Sosyal Fobi; başkalarının varlığı ile ilgili mantık dışı, ısrarlı bir korkudur. Olumsuz olarak değerlendirilmekten duyulan tüm korkuları içermektedir. Utanç verici bir duruma düşmekten, eleştirilmekten, alay edilmekten, onaylanmayacak bir davranışta bulunmaktan, reddedilmekten, beğenilmemekten duyulan korkudur.
Sosyal fobi oldukça yaygındır, yaşam boyu erkeklerde %11, kadınlarda ise %15 oranında görülebilmektedir. Bu fobinin başlangıcı, genellikle sosyal farkındalık ve başka kişilerle etkileşimin kişinin yaşamında çok daha önemli olduğunun düşünüldüğü ergenlik döneminde meydana gelir.
Kişiler bahsedilen bu korkulardan dolayı topluluklardan kaçınır ve utangaç bir tutum sergiler. Örneğin, toplum önünde konuşmak ve performans sergilemek, dışarıda yemek yemek, başaklarının olduğu yerde herhangi bir iş yapmak aşırı kaygı sebebidir.

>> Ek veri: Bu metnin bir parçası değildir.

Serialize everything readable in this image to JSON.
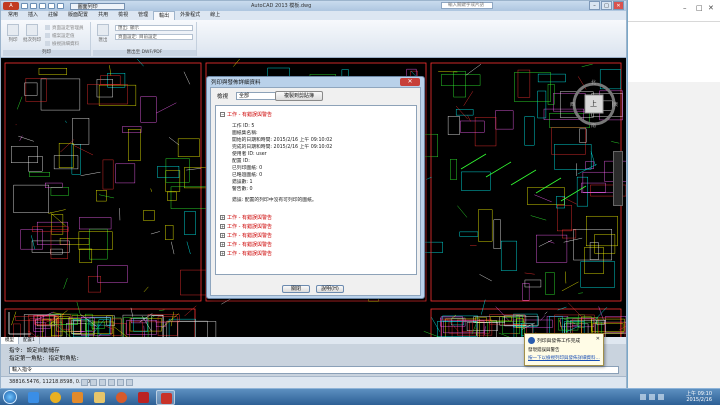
{
  "app": {
    "title": "AutoCAD 2013  模板.dwg",
    "drawing_name": "ㅤ圖面列印",
    "search_placeholder": "輸入關鍵字或片語"
  },
  "window_controls": [
    "–",
    "□",
    "✕"
  ],
  "ribbon": {
    "app_button": "A",
    "tabs": [
      "常用",
      "插入",
      "註解",
      "版面配置",
      "共用",
      "檢視",
      "管理",
      "輸出",
      "外掛程式",
      "線上"
    ],
    "active_tab_index": 7,
    "groups": [
      {
        "label": "列印",
        "buttons": [
          "列印",
          "批次列印",
          "出圖樣式"
        ],
        "rows": [
          "頁面設定管理員",
          "檔案設定值",
          "檢視詳細資料"
        ]
      },
      {
        "label": "匯出至 DWF/PDF",
        "buttons": [
          "匯出"
        ],
        "rows": [
          "匯出: 顯示",
          "頁面設定: 目前設定"
        ]
      }
    ]
  },
  "dialog": {
    "title": "列印與發佈詳細資料",
    "close": "✕",
    "filter_label": "檢視",
    "filter_value": "全部",
    "copy_button": "複製到剪貼簿",
    "expanded_job": {
      "header": "工作 - 有錯誤與警告",
      "fields": [
        "工作 ID: 5",
        "圖紙集名稱:",
        "開始的日期和時間: 2015/2/16 上午 09:10:02",
        "完成的日期和時間: 2015/2/16 上午 09:10:02",
        "使用者 ID: user",
        "配置 ID:",
        "已列印圖紙: 0",
        "已略過圖紙: 0",
        "錯誤數: 1",
        "警告數: 0"
      ],
      "message": "錯誤: 配置的列印中沒有可列印的圖紙。"
    },
    "collapsed_jobs": [
      "工作 - 有錯誤與警告",
      "工作 - 有錯誤與警告",
      "工作 - 有錯誤與警告",
      "工作 - 有錯誤與警告",
      "工作 - 有錯誤與警告"
    ],
    "close_button": "關閉",
    "help_button": "說明(H)"
  },
  "command": {
    "lines": [
      "指令: 設定自動儲存",
      "指定第一角點: 指定對角點:"
    ],
    "prompt": "輸入指令"
  },
  "layout_tabs": [
    "模型",
    "配置1"
  ],
  "status": {
    "coordinates": "38816.5476, 11218.8598, 0.0000"
  },
  "notification": {
    "title": "列印與發佈工作完成",
    "body": "發現錯誤與警告",
    "link": "按一下以檢視列印與發佈詳細資料...",
    "close": "✕"
  },
  "nav_cube": {
    "top": "上",
    "north": "北",
    "south": "南",
    "east": "東",
    "west": "西"
  },
  "taskbar": {
    "time": "上午 09:10",
    "date": "2015/2/16",
    "icons": [
      "ie-icon",
      "chrome-icon",
      "media-icon",
      "explorer-icon",
      "firefox-icon",
      "app-icon",
      "autocad-icon"
    ]
  },
  "colors": {
    "error": "#cc0000",
    "accent": "#1f6b4a",
    "taskbar": "#2d5f95"
  }
}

Sosyal Fobi bazen utangaçlık olarak tanımlanır. Bu tanım pek doğru değildir. Sosyal Fobi utangaçlığın ötesinde bir utanma korkusudur. Kendi isteklerini açıkça ortaya koyamama, başkalarının beklentilerine fazla önem verme, hayır diyememe, aşırı derecede kendinin farkında olma, kendini fazla eleştirme, kendi hatalarını gözünde fazla büyütme, incelendiği düşüncesi ile kalabalık ortamlarda göz önünde bulunmaktan rahatsızlık duyma gibi eğilimler Sosyal Fobililerin belirgin özellikleri olarak sayılabilir. Sosyal Fobinin temelinde onaylanmama korkusu vardır. Kafasında sürekli başkaları ne der düşüncesi vardır. Kişi bu düşüncelerden kendini alıkoyamaz bir haldedir.
Sosyal fobi tedavisinde; Davranışçı Terapiden sistematik duyarsızlaştırma, maruz bırakma yöntemi ile fobilerin oluşmasında rol oynayan mantık dışı düşünce biçimini değiştirmek için Bilişsel Terapiden de faydalanılmaktadır.